Димка вытер под носом тыльной стороной широкой ладони, произнес не слишком уверенно:

– Так я тоже… это… А только я на помилование подал… Придет бумага, а меня нету. Что тогда? – И повернулся к профессору, ища у него поддержки.

– Да-да, это очень даже существенно! – воскликнул обрадовано Каменский. – Я, между прочим, тоже подал на пересмотр моего дела. И, насколько мне известно, Лев Борисович тоже. За нами нет никаких преступлений, мы себя врагами народа не считаем. В нашем случае это либо юридический казус, либо произвол местных властей. Да-с! А побег – это уже статья, это чревато юридическими последствиями на, так сказать, законных основаниях… Вот видите, Сидор Силыч, нас трое, то есть большинство, – с некоторой даже торжественностью заключил Каменский.

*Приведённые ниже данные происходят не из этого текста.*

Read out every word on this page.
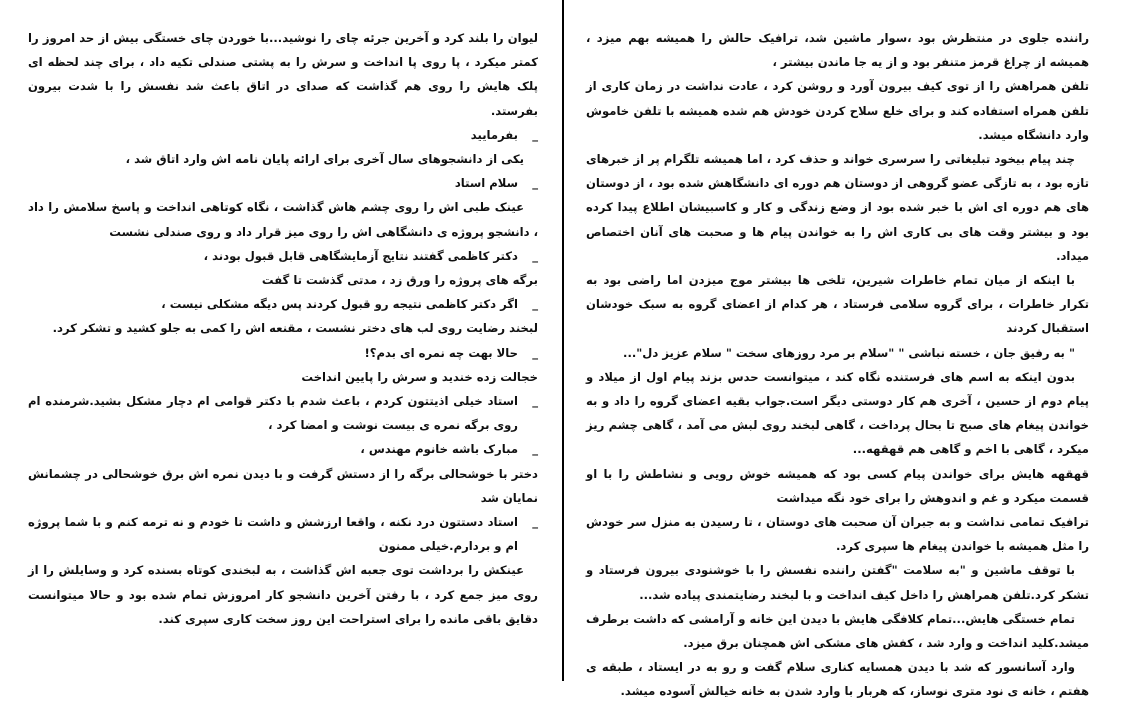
لیوان را بلند کرد و آخرین جرئه چای را نوشید...با خوردن چای خستگی بیش از حد امروز را کمتر میکرد ، پا روی پا انداخت و سرش را به پشتی صندلی تکیه داد ، برای چند لحظه ای پلک هایش را روی هم گذاشت که صدای در اتاق باعث شد نفسش را با شدت بیرون بفرستد.

_
بفرمایید

یکی از دانشجوهای سال آخری برای ارائه پایان نامه اش وارد اتاق شد ،

_
سلام استاد

عینک طبی اش را روی چشم هاش گذاشت ، نگاه کوتاهی انداخت و پاسخ سلامش را داد ، دانشجو پروژه ی دانشگاهی اش را روی میز قرار داد و روی صندلی نشست

_
دکتر کاظمی گفتند نتایج آزمایشگاهی قابل قبول بودند ،

برگه های پروژه را ورق زد ، مدتی گذشت تا گفت

_
اگر دکتر کاظمی نتیجه رو قبول کردند پس دیگه مشکلی نیست ،

لبخند رضایت روی لب های دختر نشست ، مقنعه اش را کمی به جلو کشید و تشکر کرد.

_
حالا بهت چه نمره ای بدم؟!

خجالت زده خندید و سرش را پایین انداخت

_
استاد خیلی اذیتتون کردم ، باعث شدم با دکتر قوامی ام دچار مشکل بشید.شرمنده ام روی برگه نمره ی بیست نوشت و امضا کرد ،

_
مبارک باشه خانوم مهندس ،

دختر با خوشحالی برگه را از دستش گرفت و با دیدن نمره اش برق خوشحالی در چشمانش نمایان شد

_
استاد دستتون درد نکنه ، واقعا ارزشش و داشت تا خودم و نه ترمه کنم و با شما پروژه ام و بردارم.خیلی ممنون

عینکش را برداشت توی جعبه اش گذاشت ، به لبخندی کوتاه بسنده کرد و وسایلش را از روی میز جمع کرد ، با رفتن آخرین دانشجو کار امروزش تمام شده بود و حالا میتوانست دقایق باقی مانده را برای استراحت این روز سخت کاری سپری کند.

راننده جلوی در منتظرش بود ،سوار ماشین شد، ترافیک حالش را همیشه بهم میزد ، همیشه از چراغ قرمز متنفر بود و از یه جا ماندن بیشتر ،

تلفن همراهش را از توی کیف بیرون آورد و روشن کرد ، عادت نداشت در زمان کاری از تلفن همراه استفاده کند و برای خلع سلاح کردن خودش هم شده همیشه با تلفن خاموش وارد دانشگاه میشد.

چند پیام بیخود تبلیغاتی را سرسری خواند و حذف کرد ، اما همیشه تلگرام پر از خبرهای تازه بود ، به تازگی عضو گروهی از دوستان هم دوره ای دانشگاهش شده بود ، از دوستان های هم دوره ای اش با خبر شده بود از وضع زندگی و کار و کاسبیشان اطلاع پیدا کرده بود و بیشتر وقت های بی کاری اش را به خواندن پیام ها و صحبت های آنان اختصاص میداد.

با اینکه از میان تمام خاطرات شیرین، تلخی ها بیشتر موج میزدن اما راضی بود به تکرار خاطرات ، برای گروه سلامی فرستاد ، هر کدام از اعضای گروه به سبک خودشان استقبال کردند

" به رفیق جان ، خسته نباشی " "سلام بر مرد روزهای سخت " سلام عزیز دل"...

بدون اینکه به اسم های فرستنده نگاه کند ، میتوانست حدس بزند پیام اول از میلاد و پیام دوم از حسین ، آخری هم کار دوستی دیگر است.جواب بقیه اعضای گروه را داد و به خواندن پیغام های صبح تا بحال پرداخت ، گاهی لبخند روی لبش می آمد ، گاهی چشم ریز میکرد ، گاهی با اخم و گاهی هم قهقهه...

قهقهه هایش برای خواندن پیام کسی بود که همیشه خوش رویی و نشاطش را با او قسمت میکرد و غم و اندوهش را برای خود نگه میداشت

ترافیک تمامی نداشت و به جبران آن صحبت های دوستان ، تا رسیدن به منزل سر خودش را مثل همیشه با خواندن پیغام ها سپری کرد.

با توقف ماشین و "به سلامت "گفتن راننده نفسش را با خوشنودی بیرون فرستاد و تشکر کرد.تلفن همراهش را داخل کیف انداخت و با لبخند رضایتمندی پیاده شد...

تمام خستگی هایش...تمام کلافگی هایش با دیدن این خانه و آرامشی که داشت برطرف میشد.کلید انداخت و وارد شد ، کفش های مشکی اش همچنان برق میزد.

وارد آسانسور که شد با دیدن همسایه کناری سلام گفت و رو به در ایستاد ، طبقه ی هفتم ، خانه ی نود متری نوساز، که هربار با وارد شدن به خانه خیالش آسوده میشد.
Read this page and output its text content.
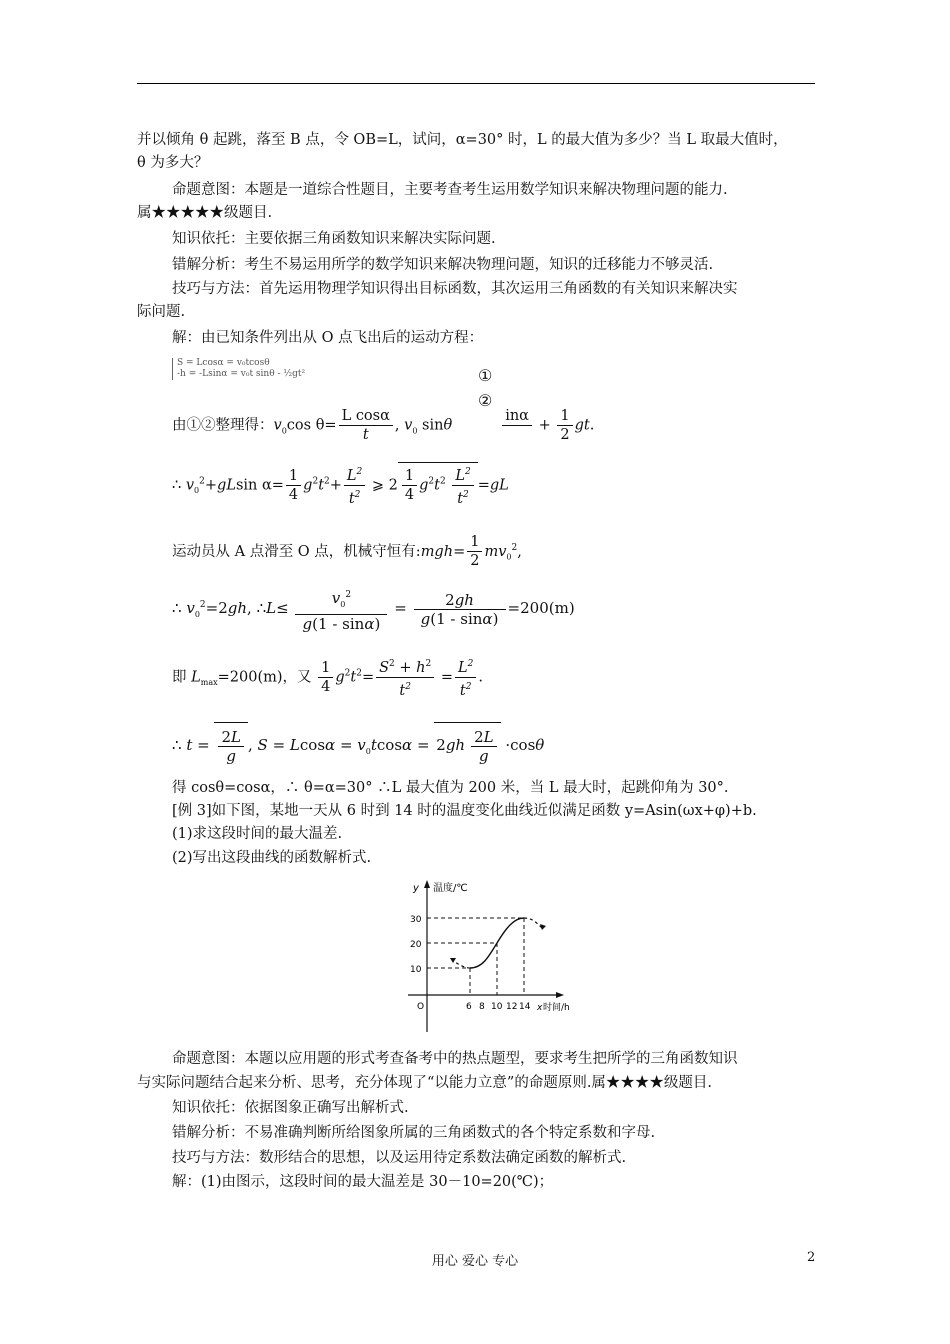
并以倾角 θ 起跳，落至 B 点，令 OB=L，试问，α=30° 时，L 的最大值为多少？当 L 取最大值时，
θ 为多大？
命题意图：本题是一道综合性题目，主要考查考生运用数学知识来解决物理问题的能力.
属★★★★★级题目.
知识依托：主要依据三角函数知识来解决实际问题.
错解分析：考生不易运用所学的数学知识来解决物理问题，知识的迁移能力不够灵活.
技巧与方法：首先运用物理学知识得出目标函数，其次运用三角函数的有关知识来解决实
际问题.
解：由已知条件列出从 O 点飞出后的运动方程：
S = Lcosα = v₀tcosθ
-h = -Lsinα = v₀t sinθ - ½gt²	①
②
由①②整理得：$v_0\cos$ $\theta= \frac{\text{L cosα}}{t}$ , $v_0$ sinθ
inα

+ $\frac{1}{2}$ gt.
∴ $v_0^2+gLsin$ $\alpha= \frac{1}{4} g^2t^2+ \frac{L^2}{t^2}$ ⩾ $2 \frac{1}{4} g^2t^2 \frac{L^2}{t^2} =gL$
运动员从 A 点滑至 O 点，机械守恒有:mgh= $\frac{1}{2} mv_0^2$,
∴ $v_0^2=2gh$, ∴L≤ $\frac{v_0^2}{g(1 - \sin\alpha)} = \frac{2gh}{g(1 - \sin\alpha)} =200(m)$
即 $L_{max}=200(m)$，又 $\frac{1}{4} g^2t^2= \frac{S^2 + h^2}{t^2} = \frac{L^2}{t^2}$ .
∴ $t = \frac{2L}{g}$ , $S = Lcos\alpha = v_0tcos\alpha = 2gh \frac{2L}{g} \cdot\cos\theta$
得 cosθ=cosα，∴ θ=α=30° ∴L 最大值为 200 米，当 L 最大时，起跳仰角为 30°.
[例 3]如下图，某地一天从 6 时到 14 时的温度变化曲线近似满足函数 y=Asin(ωx+φ)+b.
(1)求这段时间的最大温差.
(2)写出这段曲线的函数解析式.
y 温度/℃
O	x 时间/h
10
20
30
6 8 10 12 14
命题意图：本题以应用题的形式考查备考中的热点题型，要求考生把所学的三角函数知识
与实际问题结合起来分析、思考，充分体现了“以能力立意”的命题原则.属★★★★级题目.
知识依托：依据图象正确写出解析式.
错解分析：不易准确判断所给图象所属的三角函数式的各个特定系数和字母.
技巧与方法：数形结合的思想，以及运用待定系数法确定函数的解析式.
解：(1)由图示，这段时间的最大温差是 30－10=20(℃)；
用心 爱心 专心	2
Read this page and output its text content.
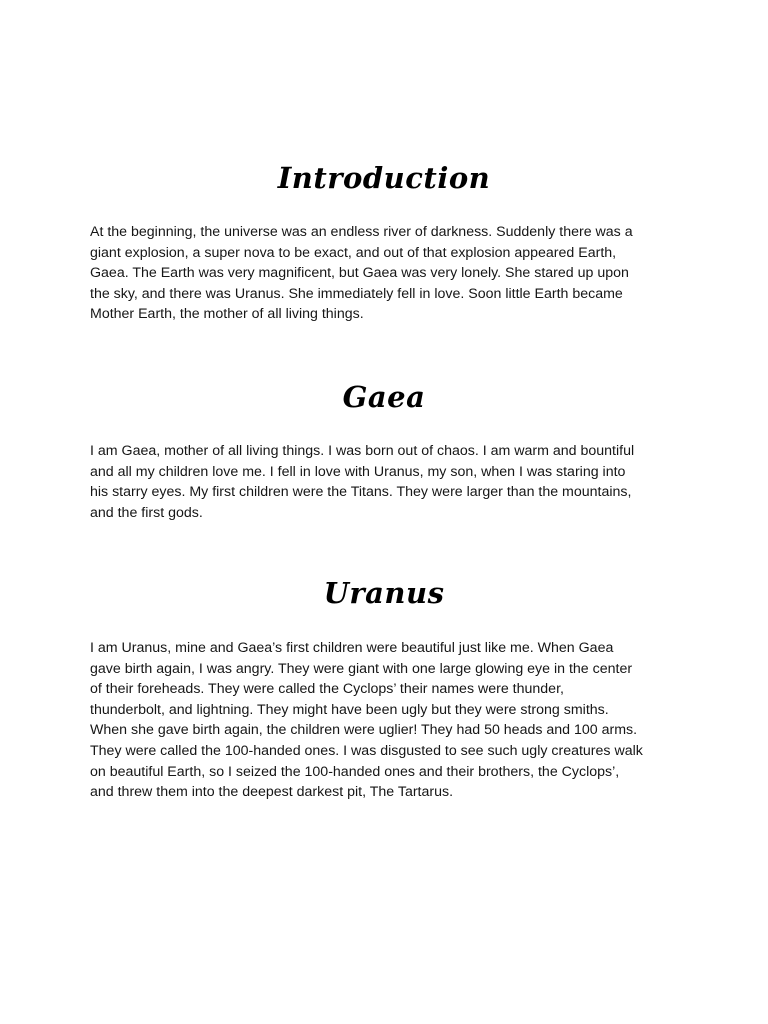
Introduction

At the beginning, the universe was an endless river of darkness. Suddenly there was a
giant explosion, a super nova to be exact, and out of that explosion appeared Earth,
Gaea. The Earth was very magnificent, but Gaea was very lonely. She stared up upon
the sky, and there was Uranus. She immediately fell in love. Soon little Earth became
Mother Earth, the mother of all living things.

Gaea

I am Gaea, mother of all living things. I was born out of chaos. I am warm and bountiful
and all my children love me. I fell in love with Uranus, my son, when I was staring into
his starry eyes. My first children were the Titans. They were larger than the mountains,
and the first gods.

Uranus

I am Uranus, mine and Gaea’s first children were beautiful just like me. When Gaea
gave birth again, I was angry. They were giant with one large glowing eye in the center
of their foreheads. They were called the Cyclops’ their names were thunder,
thunderbolt, and lightning. They might have been ugly but they were strong smiths.
When she gave birth again, the children were uglier! They had 50 heads and 100 arms.
They were called the 100-handed ones. I was disgusted to see such ugly creatures walk
on beautiful Earth, so I seized the 100-handed ones and their brothers, the Cyclops’,
and threw them into the deepest darkest pit, The Tartarus.
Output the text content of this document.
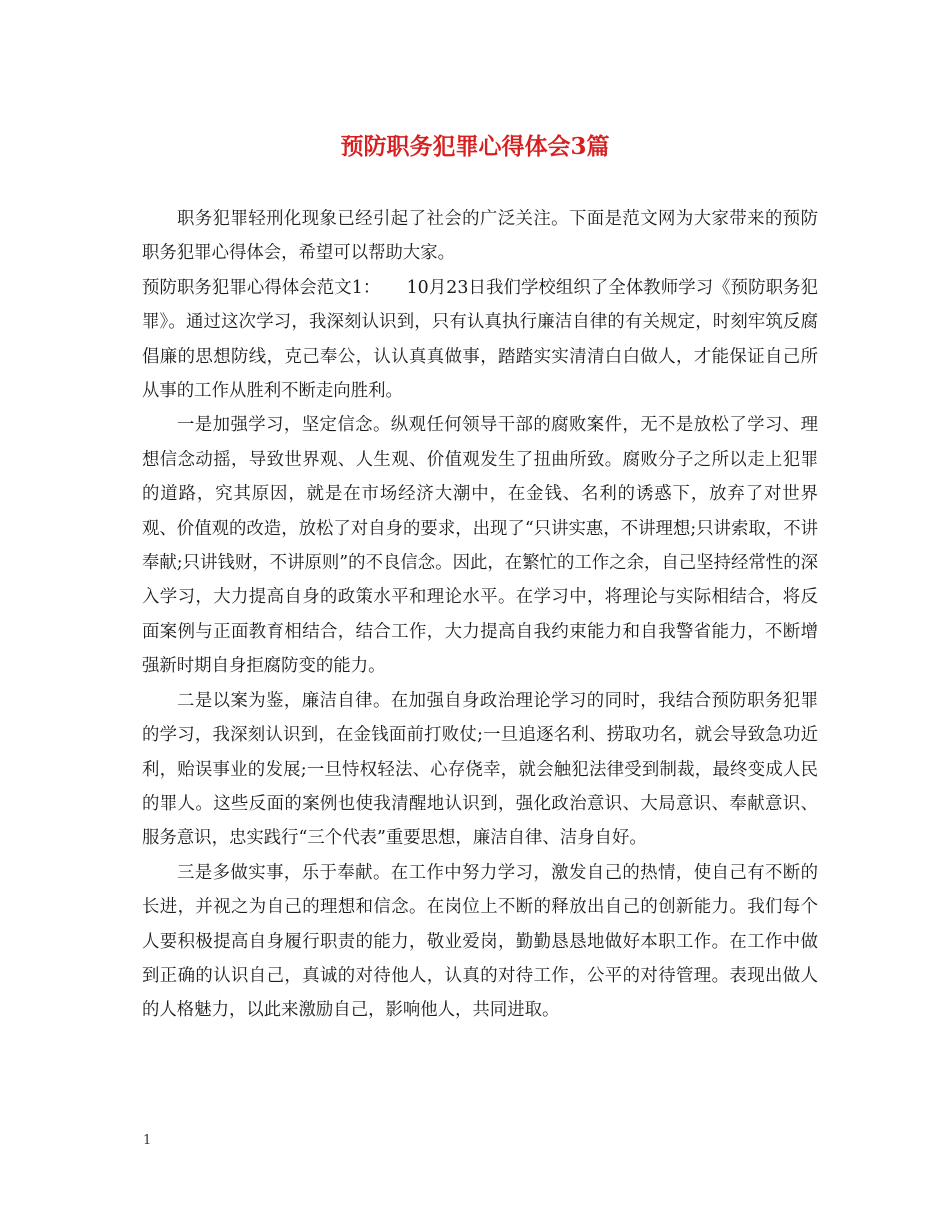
预防职务犯罪心得体会3篇

职务犯罪轻刑化现象已经引起了社会的广泛关注。下面是范文网为大家带来的预防职务犯罪心得体会，希望可以帮助大家。

预防职务犯罪心得体会范文1：　　10月23日我们学校组织了全体教师学习《预防职务犯罪》。通过这次学习，我深刻认识到，只有认真执行廉洁自律的有关规定，时刻牢筑反腐倡廉的思想防线，克己奉公，认认真真做事，踏踏实实清清白白做人，才能保证自己所从事的工作从胜利不断走向胜利。

一是加强学习，坚定信念。纵观任何领导干部的腐败案件，无不是放松了学习、理想信念动摇，导致世界观、人生观、价值观发生了扭曲所致。腐败分子之所以走上犯罪的道路，究其原因，就是在市场经济大潮中，在金钱、名利的诱惑下，放弃了对世界观、价值观的改造，放松了对自身的要求，出现了“只讲实惠，不讲理想;只讲索取，不讲奉献;只讲钱财，不讲原则”的不良信念。因此，在繁忙的工作之余，自己坚持经常性的深入学习，大力提高自身的政策水平和理论水平。在学习中，将理论与实际相结合，将反面案例与正面教育相结合，结合工作，大力提高自我约束能力和自我警省能力，不断增强新时期自身拒腐防变的能力。

二是以案为鉴，廉洁自律。在加强自身政治理论学习的同时，我结合预防职务犯罪的学习，我深刻认识到，在金钱面前打败仗;一旦追逐名利、捞取功名，就会导致急功近利，贻误事业的发展;一旦恃权轻法、心存侥幸，就会触犯法律受到制裁，最终变成人民的罪人。这些反面的案例也使我清醒地认识到，强化政治意识、大局意识、奉献意识、服务意识，忠实践行“三个代表”重要思想，廉洁自律、洁身自好。

三是多做实事，乐于奉献。在工作中努力学习，激发自己的热情，使自己有不断的长进，并视之为自己的理想和信念。在岗位上不断的释放出自己的创新能力。我们每个人要积极提高自身履行职责的能力，敬业爱岗，勤勤恳恳地做好本职工作。在工作中做到正确的认识自己，真诚的对待他人，认真的对待工作，公平的对待管理。表现出做人的人格魅力，以此来激励自己，影响他人，共同进取。

1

Плошкин измерил его тяжелым взглядом, сунул руку под стол, что-то там громыхнуло – и на стол лег топор.

– Нас тожеть трое, – произнес он с мрачной усмешкой, наслаждаясь тем, как побледнели и отшатнулись от стола антеллигенты. – А вас покамест двое. Что до вашего третьего, так энтот… Лев-то ваш Борисыч, тапереча умный стал, тапереча он как все, а раньше хотел, чтоб было наоборот: чтоб все, как они пожелают… большевики то есть… Как все-е! – передразнил Плошкин Пакуса, скользнув по его лицу взглядом серых безжалостных глаз.

Пакус оставил в покое свою ладонь, поднял голову и, ни на кого не глядя, заговорил тихо, устало, словно ему надоело повторять одно и то же:

– Вы ошибаетесь, Сидор Силыч: большевики тут ни при чем. Все значительно проще: монархия в России себя изжила, страна нуждалась в обновлении, кроме большевиков сделать это было некому. Несколько десятков тысяч членов большевистской партии не смогли бы перевернуть такую огромную страну, как Россия, если бы сама Россия этого не захотела. А еще война… Вы, насколько мне известно, в империалистическую воевали. Очень вам воевать хотелось за всякие там босфоры и дарданелы? А большевики дали России мир.

– Ну, энто еще как глянуть, – усмехнулся Плошкин. – С германцем я два года воевал – это точно. Потом, почитай, год за белых, потом за красных год с гаком. Мира мы не видывали.